Until then I was a sculptor, but was attracted by the way photography allows you to reconfigure the world using different rules. The series of images I submitted to the Photographers' Gallery started as an attempt to remove all associations you make when you see an image.

By photographing graph paper the idea evolved into making geometry something more than just a concept which exists in our head. One of my images will be plastered across two gallery walls, bending around the corner like wallpaper. Hopefully, as you walk past, formal, mathematic concepts of geometry will come to life through a sense of motion.

Now, my days as a shop assistant feel like a million years ago. It didn't seem terrible at the time, but I hadn't seen the potential beyond." For more see www.sallyverrall.co.uk

GAVIN FERNANDES

GAVIN FERNANDES,43, WAS BORN IN KENYA AND EMIGRATED WITH HIS FAMILY TO EAST LONDON WHEN HE WAS THREE. HE COMPLETED A MASTERS IN FASHION PHOTOGRAPHY AT THE LONDON COLLEGE OF FASHION (LCF) LAST JUNE.

"East London is the traditional destination for people who cannot fit. It's a place where immigrants can start out, a place where they can realise their dreams.
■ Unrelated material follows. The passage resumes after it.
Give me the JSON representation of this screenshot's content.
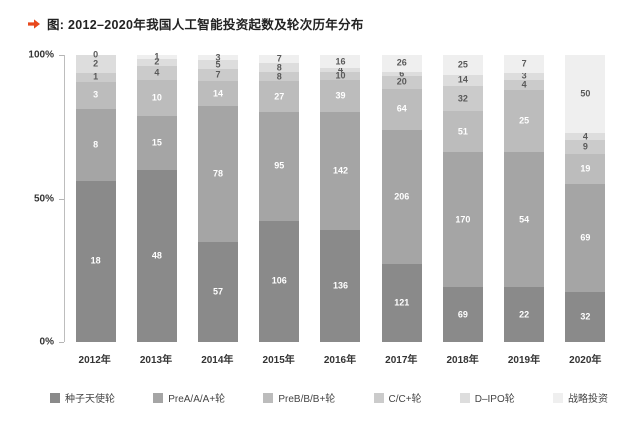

My series, entitled the Monarchs Of The East End, is a reflection of the varying communities that I hear and see.

I trained in graphic design, and worked as a teacher of both styling and photography at the LCF. Being in the environment made me think about what I wanted to do. I see photography is a personal communication of my inner vision and I use fashion to activate a debate.

The masters' course taught me to develop my subconscious into an image. It's like searching your mind for the demons, and then getting them out. I tend to combine identities, as in Victoria, where you see a young white girl with a crown, carrying a black baby in African style you often see in the markets of Dalston. Her skirt is also misleading, it's made out of bags and can be seen as either Victorian crinoline or African.

The stories are up to the viewer to conjure, but it could reference concepts such as royalty, patriotism, class division, the slave trade or the girl's desire to have a black boyfriend. Fashion photography is often left out of what is considered to be 'high art', but that is my challenge - to show people what you can achieve with photography as a means of art."